Bertinoro, 26 agosto - 1 settembre 2001 

"Conspiracy, plot"

 

  • The theme of conspiracy has its historical roots in the events and stories of the Biblical and classical tradition (the conspiracies of Absalon in the Books of Samuel, of the 400 in Athens, of Catiline and of Brutus and Cassius against Caesar in Rome). The theme of conspiracy was often at the center of historical events, and also of chronicles, narration, political theory, and theat-rical representations in the courts of Renaissance Europe and of absolute monarchies, and later, with remarkable consequences on collective behavior, in various political regimes, and especially in the dictatorial ones, of the modern State, producing secret political movements and political plots. Of particular relevance the new articulation of conspiracy in the post-modern society dominated by economic globalization and powerful and inaccessible supernational organizations (Eco, Pynchon, DeLillo). 
    The theme encourages a confrontation among students of literature, history, philosophy, political theory, theater, opera, and cinema.
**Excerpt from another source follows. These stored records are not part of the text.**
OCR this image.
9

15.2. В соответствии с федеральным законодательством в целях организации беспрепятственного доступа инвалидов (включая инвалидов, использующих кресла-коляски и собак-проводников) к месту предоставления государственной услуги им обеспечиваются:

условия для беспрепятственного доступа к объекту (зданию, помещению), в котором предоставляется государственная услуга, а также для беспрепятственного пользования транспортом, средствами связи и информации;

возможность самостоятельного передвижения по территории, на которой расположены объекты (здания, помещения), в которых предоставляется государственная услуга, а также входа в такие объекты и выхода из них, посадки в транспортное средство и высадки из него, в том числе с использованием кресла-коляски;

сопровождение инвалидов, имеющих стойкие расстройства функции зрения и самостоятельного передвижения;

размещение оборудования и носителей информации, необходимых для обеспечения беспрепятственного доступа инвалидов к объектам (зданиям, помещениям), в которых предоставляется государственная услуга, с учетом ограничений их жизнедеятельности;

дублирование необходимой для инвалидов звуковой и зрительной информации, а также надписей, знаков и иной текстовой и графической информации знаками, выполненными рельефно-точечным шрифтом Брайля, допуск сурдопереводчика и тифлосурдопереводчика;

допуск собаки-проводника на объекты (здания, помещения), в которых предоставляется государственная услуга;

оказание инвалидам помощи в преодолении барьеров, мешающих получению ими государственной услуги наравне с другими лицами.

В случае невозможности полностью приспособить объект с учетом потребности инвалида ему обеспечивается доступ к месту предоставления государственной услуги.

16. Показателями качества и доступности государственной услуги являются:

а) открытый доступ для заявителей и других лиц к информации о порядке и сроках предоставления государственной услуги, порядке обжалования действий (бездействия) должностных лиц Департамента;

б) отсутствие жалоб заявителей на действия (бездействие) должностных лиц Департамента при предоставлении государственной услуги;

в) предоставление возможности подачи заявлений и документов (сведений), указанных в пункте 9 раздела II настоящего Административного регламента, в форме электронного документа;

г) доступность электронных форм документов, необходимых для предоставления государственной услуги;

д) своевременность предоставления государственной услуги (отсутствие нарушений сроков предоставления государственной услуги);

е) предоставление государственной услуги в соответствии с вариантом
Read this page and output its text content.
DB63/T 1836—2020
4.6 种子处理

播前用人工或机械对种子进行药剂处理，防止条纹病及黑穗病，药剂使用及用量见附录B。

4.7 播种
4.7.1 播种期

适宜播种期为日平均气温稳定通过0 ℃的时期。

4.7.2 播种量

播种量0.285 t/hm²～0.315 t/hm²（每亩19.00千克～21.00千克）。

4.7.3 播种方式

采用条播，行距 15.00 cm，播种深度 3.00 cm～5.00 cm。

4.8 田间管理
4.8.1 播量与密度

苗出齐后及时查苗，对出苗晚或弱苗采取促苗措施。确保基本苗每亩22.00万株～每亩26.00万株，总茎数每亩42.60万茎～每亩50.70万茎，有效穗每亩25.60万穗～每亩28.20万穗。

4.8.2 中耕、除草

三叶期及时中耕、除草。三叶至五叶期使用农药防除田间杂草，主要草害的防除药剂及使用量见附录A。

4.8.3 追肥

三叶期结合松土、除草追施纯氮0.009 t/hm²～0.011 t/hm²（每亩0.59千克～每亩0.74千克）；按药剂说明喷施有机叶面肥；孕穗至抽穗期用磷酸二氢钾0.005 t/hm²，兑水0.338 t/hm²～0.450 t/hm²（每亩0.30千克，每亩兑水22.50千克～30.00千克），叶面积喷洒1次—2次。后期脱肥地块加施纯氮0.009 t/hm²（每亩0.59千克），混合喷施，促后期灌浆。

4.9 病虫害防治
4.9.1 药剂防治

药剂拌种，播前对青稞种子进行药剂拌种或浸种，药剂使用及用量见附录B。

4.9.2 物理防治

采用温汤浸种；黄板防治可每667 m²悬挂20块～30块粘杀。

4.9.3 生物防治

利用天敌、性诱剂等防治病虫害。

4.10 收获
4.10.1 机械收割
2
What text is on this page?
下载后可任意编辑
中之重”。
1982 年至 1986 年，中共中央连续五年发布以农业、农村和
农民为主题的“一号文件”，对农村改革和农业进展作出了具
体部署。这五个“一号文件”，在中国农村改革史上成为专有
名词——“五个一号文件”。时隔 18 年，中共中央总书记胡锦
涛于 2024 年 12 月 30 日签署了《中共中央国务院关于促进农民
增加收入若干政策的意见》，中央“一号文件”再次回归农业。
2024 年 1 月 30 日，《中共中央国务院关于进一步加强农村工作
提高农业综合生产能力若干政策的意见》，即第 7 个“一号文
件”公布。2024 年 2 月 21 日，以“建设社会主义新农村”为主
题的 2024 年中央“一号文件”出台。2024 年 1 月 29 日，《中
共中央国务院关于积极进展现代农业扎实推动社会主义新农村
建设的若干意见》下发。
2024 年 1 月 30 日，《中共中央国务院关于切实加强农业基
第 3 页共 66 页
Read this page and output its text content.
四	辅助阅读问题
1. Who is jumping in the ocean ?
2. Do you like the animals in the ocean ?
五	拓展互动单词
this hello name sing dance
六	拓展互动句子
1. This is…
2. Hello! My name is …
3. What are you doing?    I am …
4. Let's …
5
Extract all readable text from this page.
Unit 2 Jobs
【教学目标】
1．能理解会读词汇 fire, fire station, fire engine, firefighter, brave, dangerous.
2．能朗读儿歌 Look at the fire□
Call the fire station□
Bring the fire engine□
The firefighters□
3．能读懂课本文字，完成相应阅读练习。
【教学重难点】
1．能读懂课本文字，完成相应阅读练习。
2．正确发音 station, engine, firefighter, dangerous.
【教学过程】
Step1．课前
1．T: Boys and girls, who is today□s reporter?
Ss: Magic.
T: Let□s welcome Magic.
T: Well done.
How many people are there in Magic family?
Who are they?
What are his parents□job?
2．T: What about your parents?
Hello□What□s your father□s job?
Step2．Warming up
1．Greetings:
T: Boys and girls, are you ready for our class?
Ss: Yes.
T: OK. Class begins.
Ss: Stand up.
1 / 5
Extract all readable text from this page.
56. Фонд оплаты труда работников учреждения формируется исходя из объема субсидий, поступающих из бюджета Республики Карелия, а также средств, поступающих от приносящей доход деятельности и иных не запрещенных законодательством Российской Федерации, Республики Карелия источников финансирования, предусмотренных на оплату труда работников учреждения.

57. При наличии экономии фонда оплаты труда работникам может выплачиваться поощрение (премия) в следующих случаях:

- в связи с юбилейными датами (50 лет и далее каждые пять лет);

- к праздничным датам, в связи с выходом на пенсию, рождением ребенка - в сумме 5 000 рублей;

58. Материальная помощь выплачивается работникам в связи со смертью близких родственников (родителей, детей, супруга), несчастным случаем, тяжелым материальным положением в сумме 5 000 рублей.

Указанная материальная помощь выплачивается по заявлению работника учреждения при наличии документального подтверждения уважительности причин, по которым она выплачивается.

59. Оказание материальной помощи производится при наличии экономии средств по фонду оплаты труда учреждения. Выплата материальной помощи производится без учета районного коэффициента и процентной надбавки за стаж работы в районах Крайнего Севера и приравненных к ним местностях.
Each one of them can analyze, from his or her particular point of view, the traditions and exemplary texts which narrate or represent conspiracies. Of particular interest is the relationship that can be established between strategies of political behavior and strategies of narration, as suggested by the metaphor, which is present in some European languages, between «to plot a conspiracy» and «to weave the plot of a story» («tramare», or «ordire un complotto» and «costruire la trama di una storia»; «tramer» or «ourdir un complot» and «ourdir la trame, l'intrigue d'une histoire»).